Images from Ferguson,Missouri, have filled TV and computer screens around the country since the tragic killing of Michael Brown bypolice officer Darren Wilson—everywhere we’ve looked we’ve seen vulnerability and anger, chaos and peaceful resistance, tragedy and triumph. But we couldn’t help but notice there seems to be one thing missing in the deluge of photos and videos: There are next to no women law enforcement officials on the streets of the St. Louis suburb.

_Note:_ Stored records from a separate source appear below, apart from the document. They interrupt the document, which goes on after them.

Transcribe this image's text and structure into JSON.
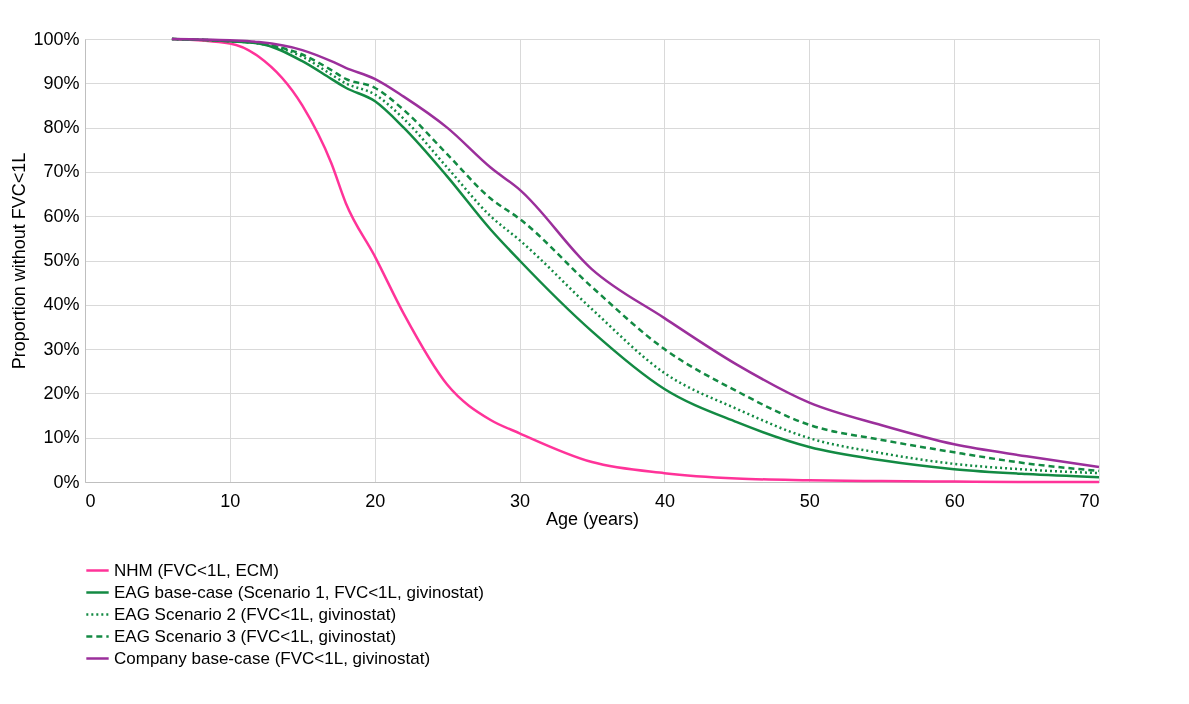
{
  "chart_data": {
    "type": "line",
    "xlabel": "Age (years)",
    "ylabel": "Proportion without FVC<1L",
    "x": [
      6,
      10,
      12,
      15,
      17,
      18,
      20,
      22,
      25,
      28,
      30,
      35,
      40,
      45,
      50,
      55,
      60,
      65,
      70
    ],
    "series": [
      {
        "name": "NHM (FVC<1L, ECM)",
        "color": "#ff3399",
        "line_style": "solid",
        "values": [
          100,
          99,
          96,
          85,
          72,
          63,
          51,
          38,
          22,
          14,
          11,
          4.5,
          2,
          0.8,
          0.4,
          0.2,
          0.1,
          0,
          0
        ]
      },
      {
        "name": "EAG base-case (Scenario 1, FVC<1L, givinostat)",
        "color": "#138a43",
        "line_style": "solid",
        "values": [
          100,
          99.5,
          99,
          95,
          91,
          89,
          86,
          80,
          69,
          57,
          50,
          34,
          21,
          13.5,
          7.9,
          4.9,
          2.9,
          1.8,
          1.1
        ]
      },
      {
        "name": "EAG Scenario 2 (FVC<1L, givinostat)",
        "color": "#138a43",
        "line_style": "dotted",
        "values": [
          100,
          99.5,
          99,
          96,
          92,
          90,
          87.5,
          82,
          71,
          60,
          54.6,
          39,
          24.6,
          16.5,
          9.9,
          6.5,
          4.1,
          2.8,
          2
        ]
      },
      {
        "name": "EAG Scenario 3 (FVC<1L, givinostat)",
        "color": "#138a43",
        "line_style": "dashed",
        "values": [
          100,
          99.5,
          99,
          96.5,
          93,
          91,
          89,
          84,
          74,
          64,
          59.4,
          44,
          30,
          20.5,
          12.9,
          9.5,
          6.7,
          4.2,
          2.5
        ]
      },
      {
        "name": "Company base-case (FVC<1L, givinostat)",
        "color": "#9b2f9b",
        "line_style": "solid",
        "values": [
          100,
          99.7,
          99.3,
          97.5,
          95,
          93.5,
          91,
          87,
          80,
          71,
          66,
          48,
          37,
          26.5,
          17.9,
          12.8,
          8.5,
          5.8,
          3.4
        ]
      }
    ],
    "xlim": [
      0,
      70
    ],
    "xticks": [
      0,
      10,
      20,
      30,
      40,
      50,
      60,
      70
    ],
    "ylim": [
      0,
      100
    ],
    "yticks": [
      {
        "value": 0,
        "label": "0%"
      },
      {
        "value": 10,
        "label": "10%"
      },
      {
        "value": 20,
        "label": "20%"
      },
      {
        "value": 30,
        "label": "30%"
      },
      {
        "value": 40,
        "label": "40%"
      },
      {
        "value": 50,
        "label": "50%"
      },
      {
        "value": 60,
        "label": "60%"
      },
      {
        "value": 70,
        "label": "70%"
      },
      {
        "value": 80,
        "label": "80%"
      },
      {
        "value": 90,
        "label": "90%"
      },
      {
        "value": 100,
        "label": "100%"
      }
    ],
    "grid": true,
    "legend": "bottom"
  }
}
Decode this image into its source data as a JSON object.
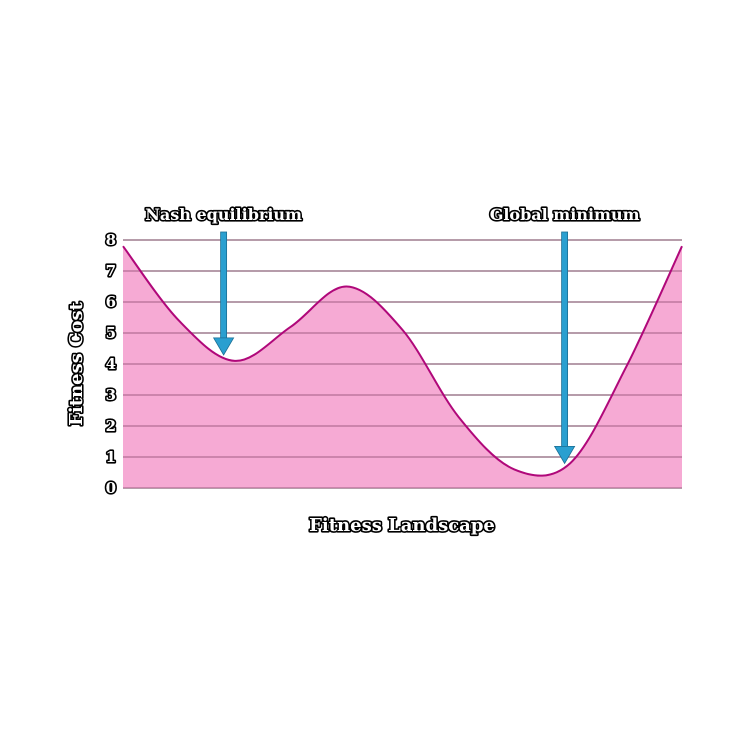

We called the city’s police department and, according to a spokeswoman, just five of the city’s 53 police officers are women. Only three of the 53 are African American, in a town that’s 67 percent black.
This matters. Had more women been on the scene during the demonstrations following the 18 year old’s death, things might have looked very different.
“Women tend to talk, to reason, to try to deescalate violence,” Penny Harrington, former Portland chief of police and the first woman head of a major U.S. police department, told the Ms. Blog. By contrast, “men have been taught—through sports, through the military—that you use physical force to get situations under control. Those are two hugely different approaches.”
Harrington is right: Women police differently. A 2002 study by the National Center for Women and Policing—a program of the Feminist Majority Foundation that Harrington helped found—examined data from seven major U.S. police departments and found that, “The average male officer is over eight and a half times more likely than his female counterpart to have an allegation of excessive force sustained against him.”
If more women officers had been on hand during the Ferguson protests, we might have seen fewer rubber bullets fired and tear-gas canisters launched. Instead, there might have been a productive conversation between a community that’s deeply wounded and a police force that desperately needs to rebuild trust.